Tatsächlich habe der Landtag der freien Republik in der Gesamtheit
seiner Mitglieder zum Zeitpunkt der Verabschiedung des
streitentscheidenden Gesetzes erklärt, die gesetzlichen Erfordernisse an
ein Wahlprogramm durch das Wahlprogramm des Kandidaten Kaulmann erfüllt
zu sehen. Der Willen des Gesetzgebers sei somit grob missachtet worden.
Schließlich sei das angefochtene Urteil nicht ausreichend begründet, da
es keine abschließende Definition der an ein Wahlprogramm im Sinne des
Wahlgesetzes der freien Republik Katista liefere und somit auch
weiterhin erhebliche Rechtsunsicherheit zurückließe.
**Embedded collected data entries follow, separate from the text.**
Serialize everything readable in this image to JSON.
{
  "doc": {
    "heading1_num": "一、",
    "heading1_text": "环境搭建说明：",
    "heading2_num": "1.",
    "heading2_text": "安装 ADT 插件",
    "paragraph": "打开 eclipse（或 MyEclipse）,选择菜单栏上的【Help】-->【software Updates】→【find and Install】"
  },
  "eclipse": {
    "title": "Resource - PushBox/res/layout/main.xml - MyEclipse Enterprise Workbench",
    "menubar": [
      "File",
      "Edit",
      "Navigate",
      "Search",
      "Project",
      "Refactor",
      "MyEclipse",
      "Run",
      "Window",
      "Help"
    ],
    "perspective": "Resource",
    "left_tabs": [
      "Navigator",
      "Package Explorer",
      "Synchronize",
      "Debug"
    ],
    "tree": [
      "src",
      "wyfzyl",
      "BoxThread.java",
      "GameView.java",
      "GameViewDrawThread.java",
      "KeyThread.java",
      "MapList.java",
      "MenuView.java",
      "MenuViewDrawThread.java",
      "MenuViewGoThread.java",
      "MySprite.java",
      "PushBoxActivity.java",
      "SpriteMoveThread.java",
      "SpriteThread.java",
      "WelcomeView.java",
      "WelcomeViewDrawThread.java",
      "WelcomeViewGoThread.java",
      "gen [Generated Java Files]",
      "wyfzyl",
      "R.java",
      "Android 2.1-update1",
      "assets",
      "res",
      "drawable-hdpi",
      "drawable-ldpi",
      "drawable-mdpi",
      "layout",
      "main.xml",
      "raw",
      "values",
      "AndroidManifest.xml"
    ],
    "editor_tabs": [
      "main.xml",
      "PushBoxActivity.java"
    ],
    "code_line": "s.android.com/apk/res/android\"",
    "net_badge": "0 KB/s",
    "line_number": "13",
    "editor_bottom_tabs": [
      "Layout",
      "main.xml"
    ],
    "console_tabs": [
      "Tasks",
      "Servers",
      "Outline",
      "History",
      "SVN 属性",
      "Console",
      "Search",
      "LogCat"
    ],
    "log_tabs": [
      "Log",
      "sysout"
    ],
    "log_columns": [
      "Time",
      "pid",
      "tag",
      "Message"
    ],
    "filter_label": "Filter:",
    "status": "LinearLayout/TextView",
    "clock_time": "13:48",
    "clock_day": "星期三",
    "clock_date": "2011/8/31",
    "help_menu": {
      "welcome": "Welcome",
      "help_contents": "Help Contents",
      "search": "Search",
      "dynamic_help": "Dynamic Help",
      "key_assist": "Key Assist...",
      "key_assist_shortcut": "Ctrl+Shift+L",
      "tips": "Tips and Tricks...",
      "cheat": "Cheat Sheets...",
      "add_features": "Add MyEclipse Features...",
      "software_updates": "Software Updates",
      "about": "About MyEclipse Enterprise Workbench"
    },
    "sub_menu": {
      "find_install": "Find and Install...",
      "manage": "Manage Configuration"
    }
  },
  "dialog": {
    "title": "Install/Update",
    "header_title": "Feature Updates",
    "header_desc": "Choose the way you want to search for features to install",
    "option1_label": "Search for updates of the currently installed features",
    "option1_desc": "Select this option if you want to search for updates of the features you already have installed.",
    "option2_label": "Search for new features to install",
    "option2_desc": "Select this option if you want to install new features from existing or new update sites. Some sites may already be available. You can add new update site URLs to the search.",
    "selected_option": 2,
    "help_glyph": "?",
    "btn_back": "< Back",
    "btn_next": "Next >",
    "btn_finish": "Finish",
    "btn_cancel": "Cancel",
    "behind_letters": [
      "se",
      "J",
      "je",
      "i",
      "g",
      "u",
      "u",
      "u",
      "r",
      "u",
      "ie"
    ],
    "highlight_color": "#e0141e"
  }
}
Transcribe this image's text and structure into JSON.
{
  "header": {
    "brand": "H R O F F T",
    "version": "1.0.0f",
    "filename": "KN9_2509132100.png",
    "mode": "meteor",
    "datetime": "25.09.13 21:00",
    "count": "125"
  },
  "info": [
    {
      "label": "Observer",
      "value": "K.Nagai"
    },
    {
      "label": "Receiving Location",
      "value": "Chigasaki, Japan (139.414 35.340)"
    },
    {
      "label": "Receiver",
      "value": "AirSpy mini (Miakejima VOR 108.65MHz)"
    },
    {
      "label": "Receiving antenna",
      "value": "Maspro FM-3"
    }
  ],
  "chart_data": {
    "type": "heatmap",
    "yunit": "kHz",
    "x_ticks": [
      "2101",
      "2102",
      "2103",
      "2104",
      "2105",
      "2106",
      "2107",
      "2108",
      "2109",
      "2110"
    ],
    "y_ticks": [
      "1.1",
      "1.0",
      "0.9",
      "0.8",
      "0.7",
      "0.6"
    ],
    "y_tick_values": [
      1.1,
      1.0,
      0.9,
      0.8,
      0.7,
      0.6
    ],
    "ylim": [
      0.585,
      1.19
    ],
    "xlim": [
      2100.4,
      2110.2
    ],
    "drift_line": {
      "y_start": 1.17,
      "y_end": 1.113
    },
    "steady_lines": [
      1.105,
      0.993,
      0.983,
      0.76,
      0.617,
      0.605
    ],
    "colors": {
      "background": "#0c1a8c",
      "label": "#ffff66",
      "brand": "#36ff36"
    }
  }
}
Endlich würden in dem Urteil Wahlen zum Landtag der freien Republik
Katista mit Wahlen zum Ministerpräsidenten verwechselt, und darum in der
irrtümlichen Annahme einer ohnehin bald endenden Funktionsperiode der
kommissarische Verbleib des nach dem Urteil eigentlich nicht zur Wahl
zuzulassenden Ministerpräsidenten für vertretbar befunden.
II.
Die Klägerin und Berufungsbeklagte beantragt, die Berufung zurückzuweisen.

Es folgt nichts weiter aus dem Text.